Re: [RFC] ITS fails to allocate on rk3568/rk3566

From: Kever Yang
Date: Tue Apr 20 2021 - 21:41:23 EST


Hi Marc,

On 2021/4/16 下午11:23, Marc Zyngier wrote:
On Fri, 16 Apr 2021 02:13:38 +0100,
Kever Yang <kever.yang@xxxxxxxxxxxxxx> wrote:
Hi Marc,

On 2021/4/15 下午4:11, Marc Zyngier wrote:
Hi Kever,

On Thu, 15 Apr 2021 08:24:33 +0100,
Kever Yang <kever.yang@xxxxxxxxxxxxxx> wrote:
Hi Marc, Peter,

    RK356x GIC has two issues:

1. GIC only support 32bit address while rk356x supports 8GB DDR SDRAM,
so we use ZONE_DMA32 to fix this issue;
What transactions does this affect exactly?
The GIC on rk356x is a 32bit master, which means all the space its
logic need to access should be in the 4GB range.
Well, at least this is consistently broken.

There are many legacy IPs which only support 32bit bus, we have to use them as is in the new

64bit SoCs, I think the 32bit GIC can be considered the same as those case, can we add CONFIG_ZONE_DMA32

support in GIC driver?

eg.
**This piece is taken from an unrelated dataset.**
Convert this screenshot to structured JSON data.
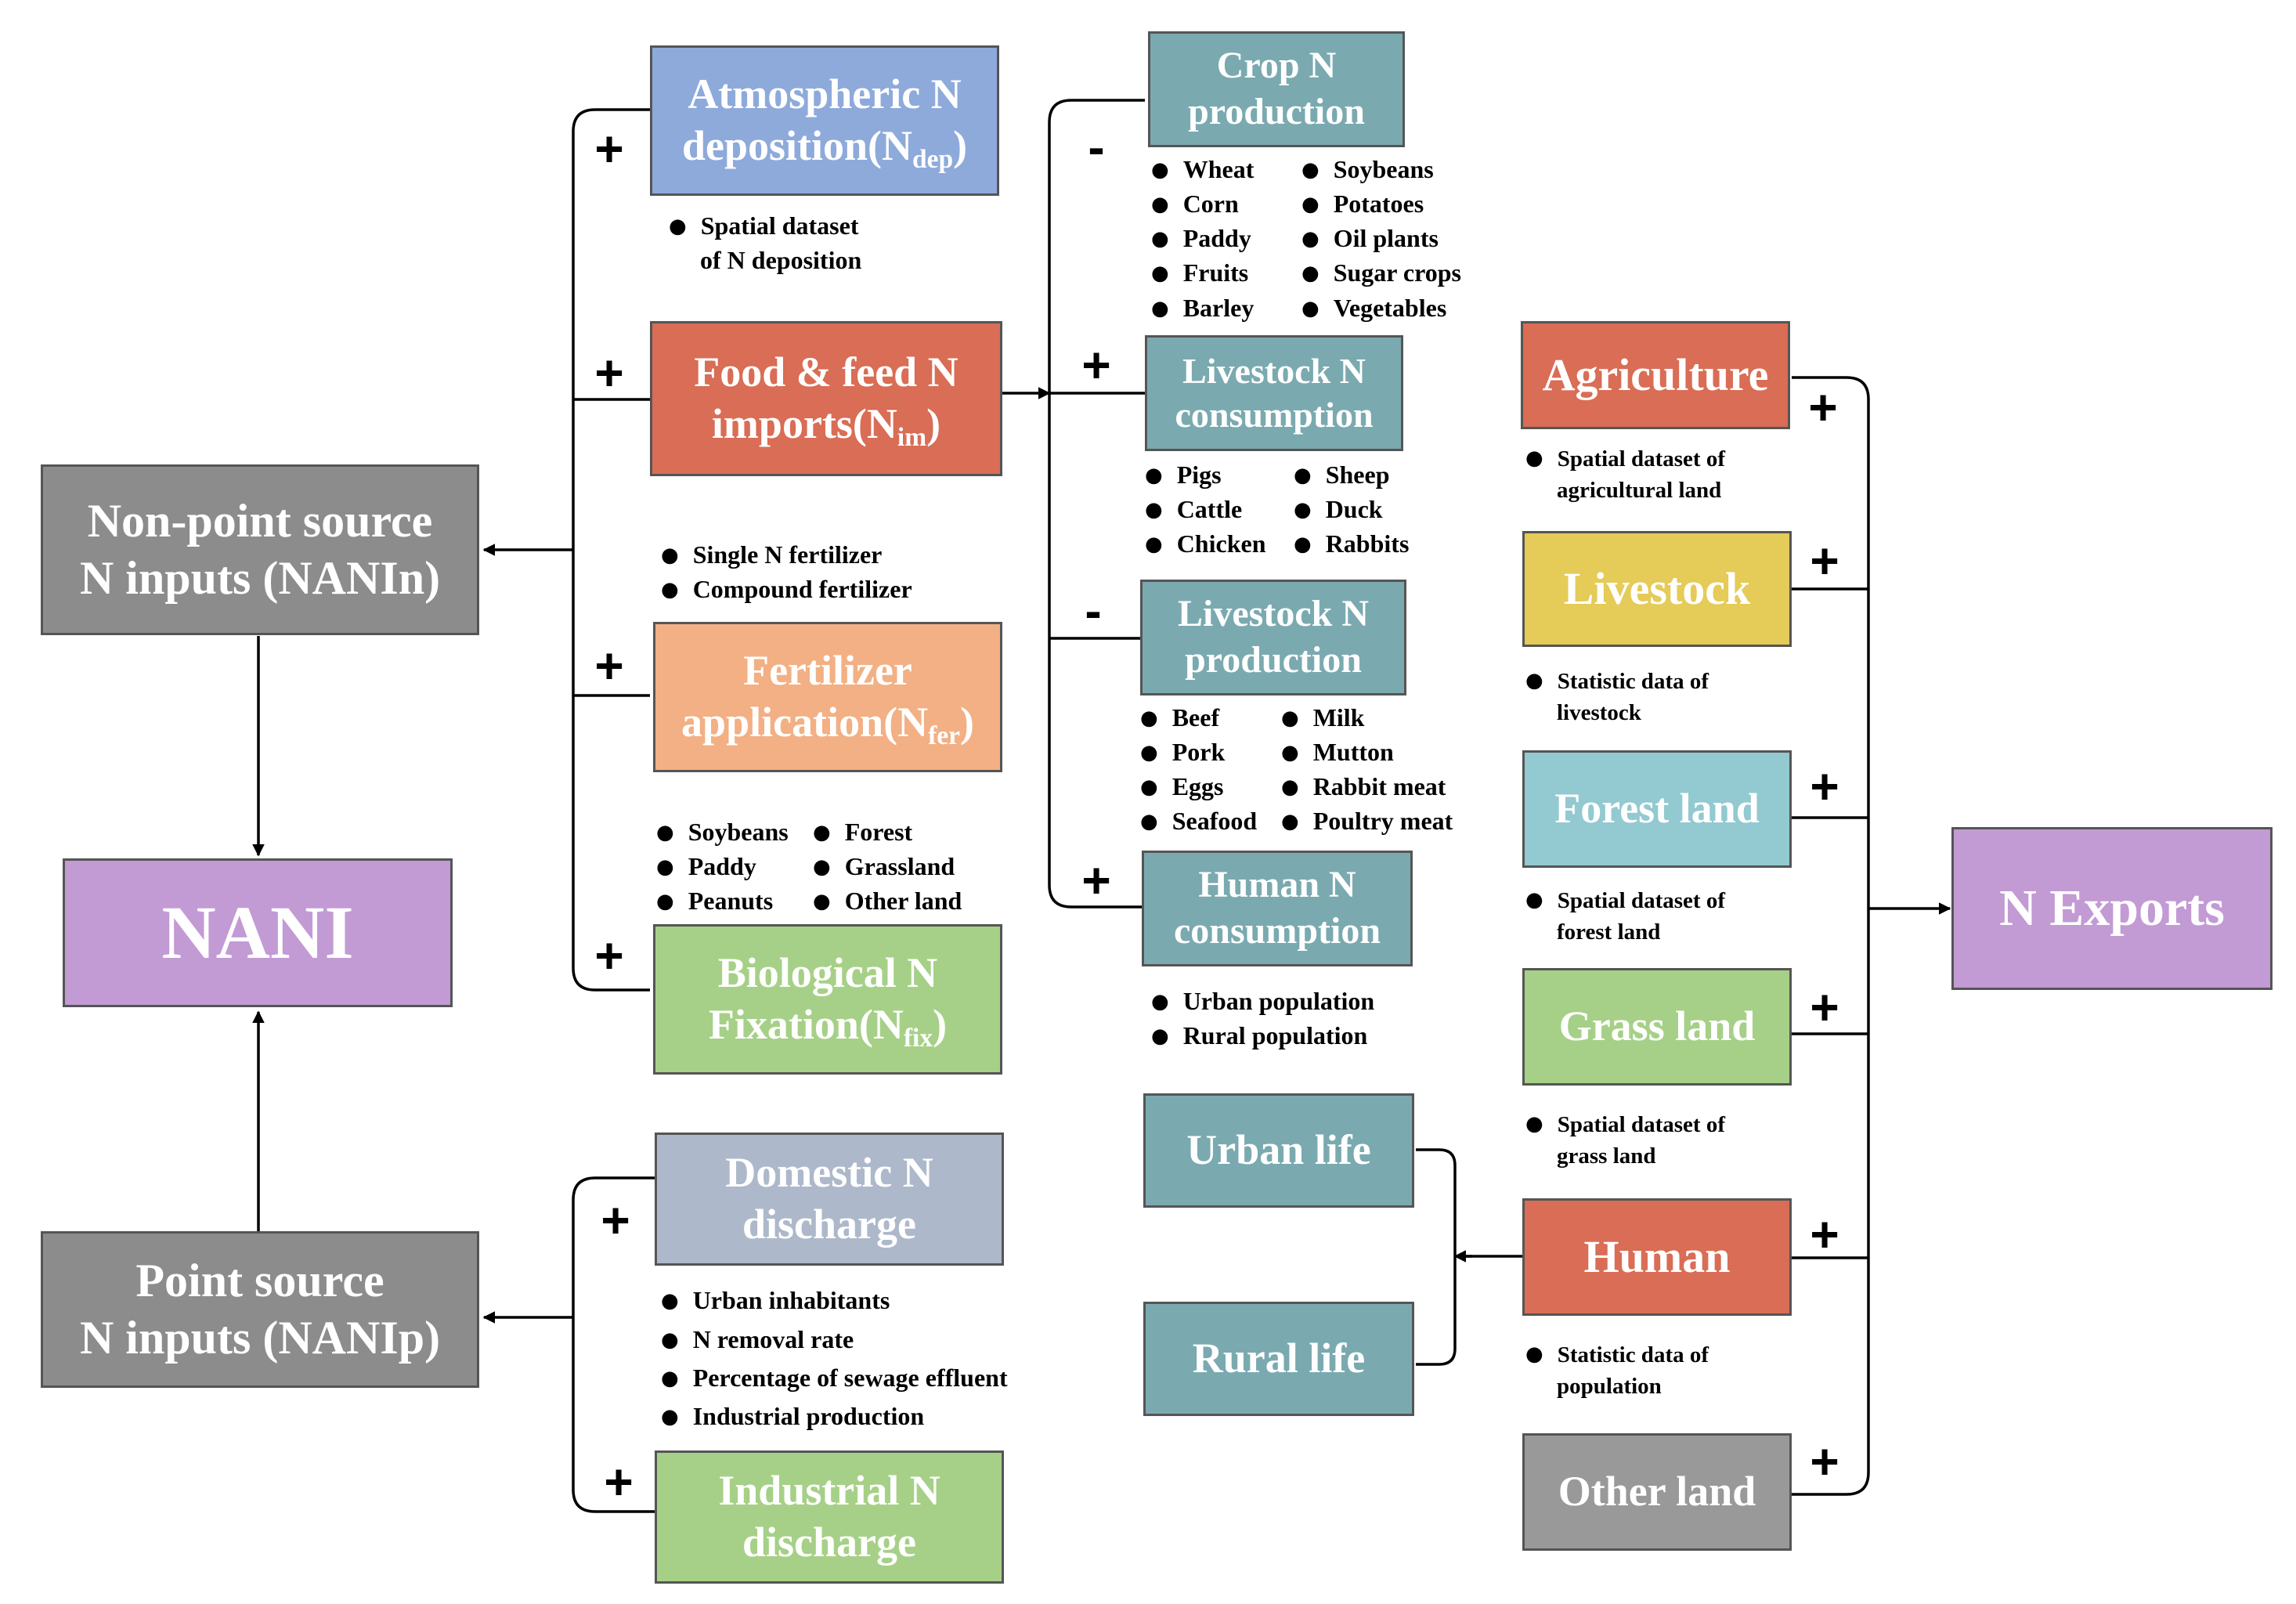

Other peripheral driver use dma_alloc_coherent() instead of alloc_pages(), so then can support

ZONE_DMA32 without any code change.


Only some ITS tables? Or
all of them, including the command queue? What about the configuration
and pending tables associated with the redistributors?

2. GIC version is r1p6-00rel0, RK356x interconnect does not support
GIC and CPU snoop to each other, hence the GIC does not support the
shareability feature.  The read of register value for shareability
feature does not return as expect in GICR and GITS, so we have to
workaround for it.
How about the cacheability attribute? Can you please provide the exact
set of attributes that this system actually supports for each of the
ITS and redistributor base registers?
The shareability attributes in GICR_PENDBASEER, GICR_PROPBASER,
GITS_BASERn, GITS_CBASER default value is 0b00, when we set 0b01 then
read returns 0b01.
And I claim that this is a perfectly broken behaviour. How do you
expect software to find about the gory details of the integration?
That's the only way for SW to find out what the HW is capable of...

As a software engineer, I totally agree with you on this point, but when we back to the truth,

we should know that these registers has never been defined as "module capability for shareability"

in hardware. The software use it as capability detect, and it works before, but not means this

match the original hardware design, in this case the new hardware may not follow the legacy

design because it's not a standard or a clear enough guide for it.

The capability register should always read-only instead of read-write, the understanding from

software engineer and from hardware engineer always have a gap.

I would proposal to add a optional dts property for driver to identify if the board's GIC support

shareability or not, which is a method used by many other module drivers.

Since there is no ACE coherency interface for this GIC controller, all
the cacheability in the GIC is not support in hardware.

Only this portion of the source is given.